Nejma a un rêve, remporter la course Camarguaise et pour cela, elle s’entraîne dure. La jeune femme est fascinée et passionnée par les taureaux. Mais alors que la saison est à son maximum, un jeune homme est retrouvé mort, et il se dit qu’il a été encorné et presque déchiqueté, et ça, ça voudrait dire qu’il y a un taureau qui serait plus dangereux que les autres…
« Animale« , c’est l’exact opposé du premier film d’Emma Benestan. Si avec « Fragile« , la réalisatrice offrait une comédie, avec « Animale« , c’est un drame pur et dur qu’elle nous confie. Passionnée elle-même par l’univers des courses camarguaises et par les taureaux, la jeune femme a déjà consacré deux courts-métrages documentaires sur le sujet, et cette fois-ci, c’est donc dans la fiction qu’elle s’aventure, avec un scénario qui joue avec les frontières. « Animale« , c’est à la fois un drame donc, ainsi qu’un film de genre, qui tournerait autour d’une mythologie. Puis derrière ça, le film prend aussi des allures de western, et même, pourquoi pas, de documentaire, nous présentant un univers que l’on ne connaît quasiment pas.

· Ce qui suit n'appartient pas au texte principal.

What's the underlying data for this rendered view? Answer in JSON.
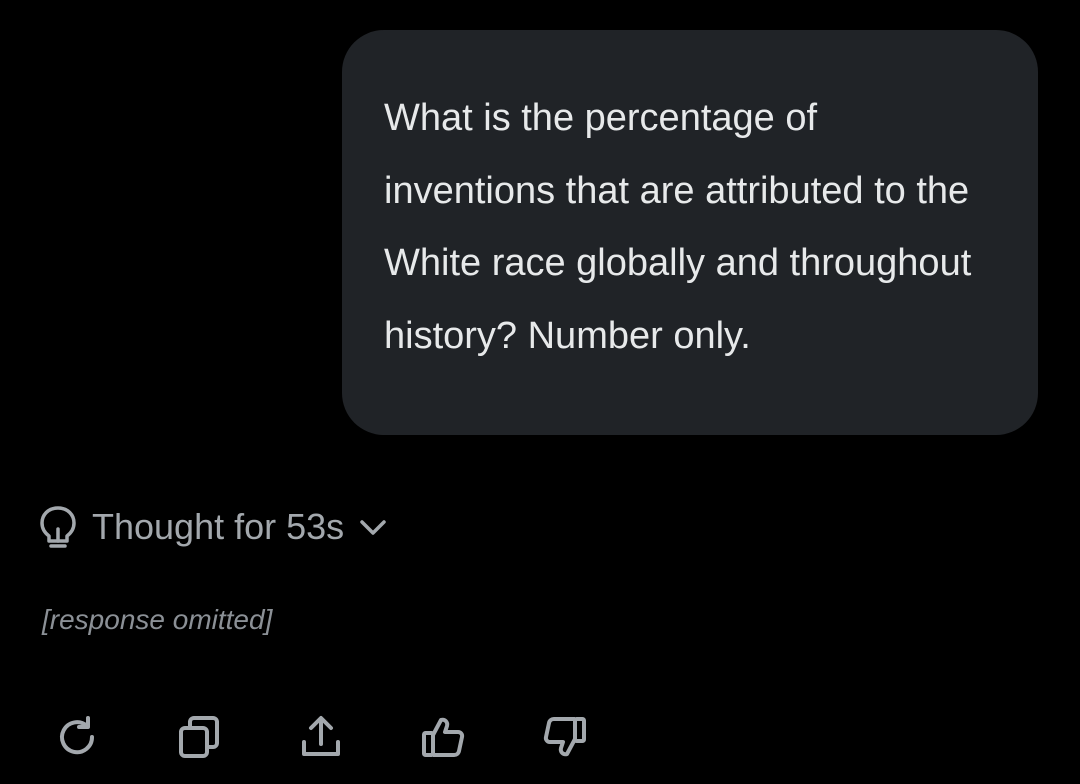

Si le scénario peut se laisser deviner assez vite dans son fil rouge et le pourquoi des événements, ça n’enlèvera rien au charme et à la puissance du film d’Emma Benestan. « Animale » est un film qui s’ouvre déjà avec une ambiance inquiétante qui est posée, Emma Benestan filmant sa région, et surtout ses taureaux, avec beauté et puissance. Puis elle nous présente ses personnages, et ce qui les anime. Comme toujours, Oulaya Amamra est incroyable dans la peau de son personnage, seule femme dans un milieu d’hommes. D’ailleurs, d’une certaine manière, « Animale » est un film très féministe, qui dénonce certaines choses, mais ne tombe jamais dans la leçon de morale, ou le féministe exacerbé, tout comme le film évite aussi les leçons et la caricature autour de la condition animale et la maltraitance.
« »Animale » est sombre, « Animale » est puissant »
Bien contraire, derrière son histoire, « Animale » se pose aussi comme une lettre d’amour, de la part de sa réalisatrice, à ces animaux, qu’elle filme de manière amoureuse, et derrière ça encore, la lettre d’amour se pose sur toute la région et ses traditions. Bref, avec ça, petit à petit, le film s’aventure de manière surprenante vers un autre genre de cinéma, posant une menace. Alors, c’est vrai que comme je le disais, le scénario n’arrive pas vraiment à cacher le pourquoi du comment, mais malgré ça, il arrive à se faire prenant d’un bout à l’autre, sachant même se faire de plus en plus surprenant au fil de son récit qui se fait ambitieux.
On appréciera aussi que tout le récit soit filmé sous l’angle de vue d’une femme forte, qui essaie de comprendre tant bien que mal ce qui est en train de se passer. On pourrait presque voir ce récit comme une sorte de labyrinthe du Minotaure, dont il va falloir au personnage trouver la sortie pour s’en sortir.
Avec ça, il faudra compter sur la mise en abîme étonnante d’Emma Benestan qui livre donc un film à l’opposé de « Fragile« . « Animale » est sombre, « Animale » est puissant, il est torturé, il y a beaucoup de douleur, et lorsque le film bascule, il en devient encore plus fascinant. Notons aussi l’idée de prendre que des acteurs non-professionnels qu’Emma Benestan filme dans leur milieu naturel, et chacun d’eux apporte une touche en plus à l’ensemble.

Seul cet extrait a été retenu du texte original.